Acute-on-Chronic Liver Failure in Children: A Single-Center Experience

2021 
Objectives Acute-on-chronic liver failure and its outcomes have not yet been evaluated in detail in children. We aimed to evaluate the etiology, acute events, and prognostic factors of acute-on-chronic liver failure in children. Materials and methods Pediatric patients (age 2-18 years) diagnosed with acute-on-chronic liver failure between April 2014 and April 2020 were evaluated retrospectively. Acute-on-chronic liver failure was defined as the presence of acute hepatic insult in previously diagnosed or undiagnosed chronic liver disease causing jaundice (total serum bilirubin ≥5 mg/dL) and coagulopathy (international normalized ratio of ≥2.0) and clinical and/or radiological ascites and/or hepatic encephalopathy within 4 weeks. Acute-on-Chronic Liver Failure Research Consortium and Chronic Liver Failure-Sequential Organ Failure Assessment scores were calculated for patients at first admission and at end of day 5 or before liver transplant.
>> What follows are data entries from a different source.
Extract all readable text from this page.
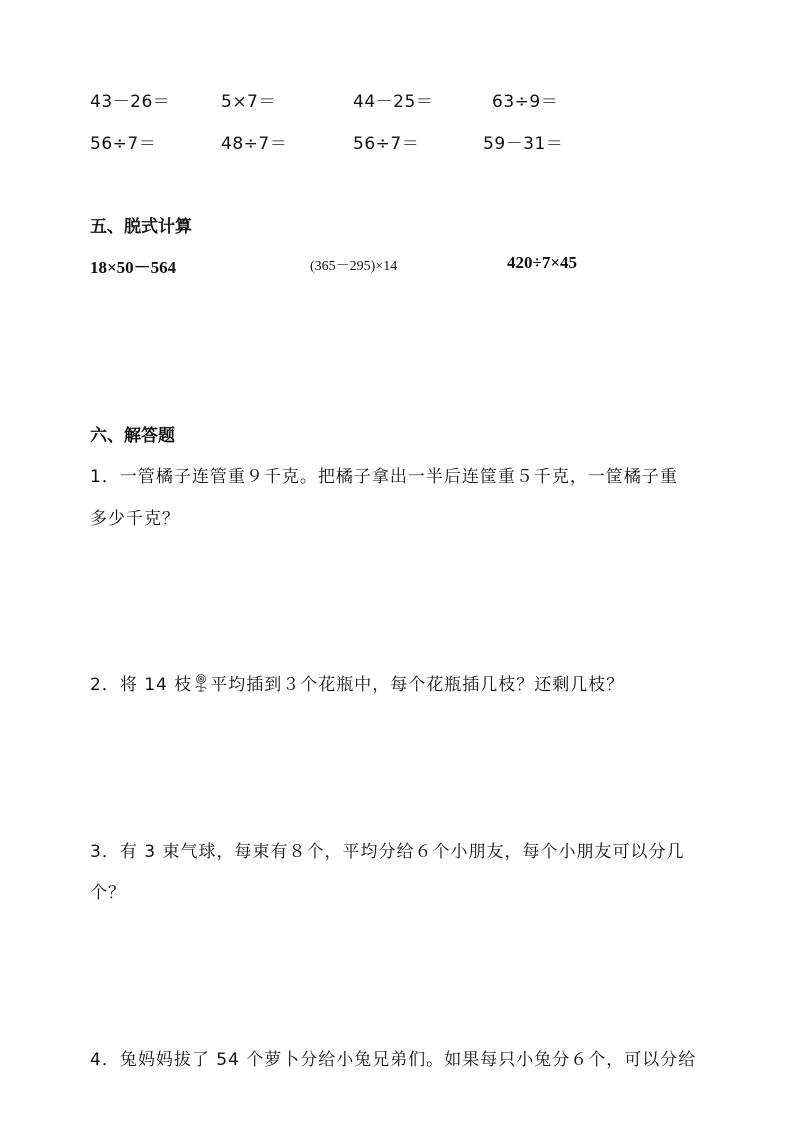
43－26＝	5×7＝	44－25＝	63÷9＝
56÷7＝	48÷7＝	56÷7＝	59－31＝
五、脱式计算
18×50－564	(365－295)×14	420÷7×45
六、解答题
1．一管橘子连管重９千克。把橘子拿出一半后连筐重５千克，一筐橘子重
多少千克？
2．将 14 枝 平均插到３个花瓶中，每个花瓶插几枝？还剩几枝？
3．有 3 束气球，每束有８个，平均分给６个小朋友，每个小朋友可以分几
个？
4．兔妈妈拔了 54 个萝卜分给小兔兄弟们。如果每只小兔分６个，可以分给
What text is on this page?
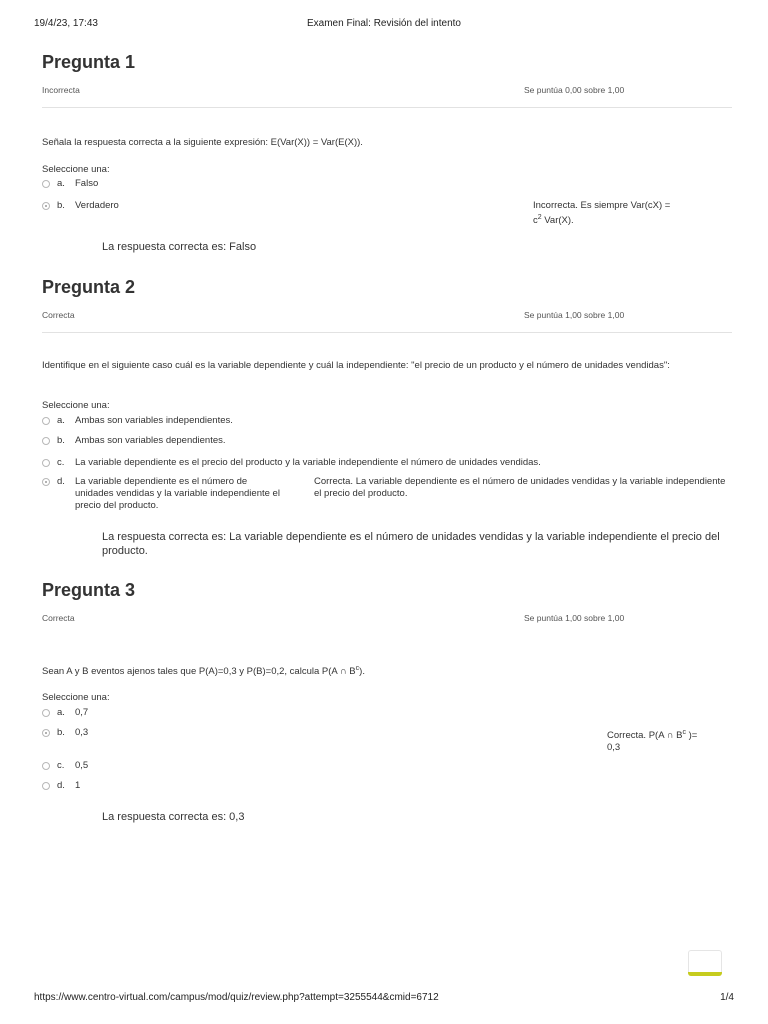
19/4/23, 17:43	Examen Final: Revisión del intento
Pregunta 1
Incorrecta	Se puntúa 0,00 sobre 1,00
Señala la respuesta correcta a la siguiente expresión: E(Var(X)) = Var(E(X)).
Seleccione una:
a. Falso
b. Verdadero	Incorrecta. Es siempre Var(cX) =
$c^2$ Var(X).
La respuesta correcta es: Falso
Pregunta 2
Correcta	Se puntúa 1,00 sobre 1,00
Identifique en el siguiente caso cuál es la variable dependiente y cuál la independiente: "el precio de un producto y el número de unidades vendidas":
Seleccione una:
a. Ambas son variables independientes.
b. Ambas son variables dependientes.
c. La variable dependiente es el precio del producto y la variable independiente el número de unidades vendidas.
d. La variable dependiente es el número de unidades vendidas y la variable independiente el precio del producto.
Correcta. La variable dependiente es el número de unidades vendidas y la variable independiente el precio del producto.
La respuesta correcta es: La variable dependiente es el número de unidades vendidas y la variable independiente el precio del producto.
Pregunta 3
Correcta	Se puntúa 1,00 sobre 1,00
Sean A y B eventos ajenos tales que P(A)=0,3 y P(B)=0,2, calcula P(A ∩ $B^c$).
Seleccione una:
a. 0,7
b. 0,3
c. 0,5
d. 1
Correcta. P(A ∩ $B^c$ )=
0,3
La respuesta correcta es: 0,3
https://www.centro-virtual.com/campus/mod/quiz/review.php?attempt=3255544&cmid=6712	1/4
Results Our study included 29 patients. Underlying chronic liver diseases were mostly autoimmune hepatitis (51.72%) and Wilson disease (27.58%), with flare-ups of these diseases also the most common acute events (48.28% and 27.58%, respectively). Seven patients (24.14%) received liver transplants. At first admission, Acute-on-Chronic Liver Failure Research Consortium and Chronic Liver Failure-Sequential Organ Failure Assessment cut-off scores to predict liver transplant were 7.5 and 6.5; at end of day 5 or before transplant, cut-off scores were 8.5 and 7.5, respectively. The 8.5 cut-off score on day 5 was the most specific and sensitive to predict liver transplant. International normalized ratio cut-off of 3.04 predicted transplant requirement with maximum sensitivity and specificity. Conclusions Wilson disease and autoimmune hepatitis were the most common underlying chronic and acute events of acute-on-chronic liver failure in children. Although an Acute-on-Chronic Liver Failure Research Consortium score ≥ 8.5 best predicted liver transplant, for patients with scores ≥ 7.5 and being followed in a nontransplant center, patient referral to a transplant center is appropriate.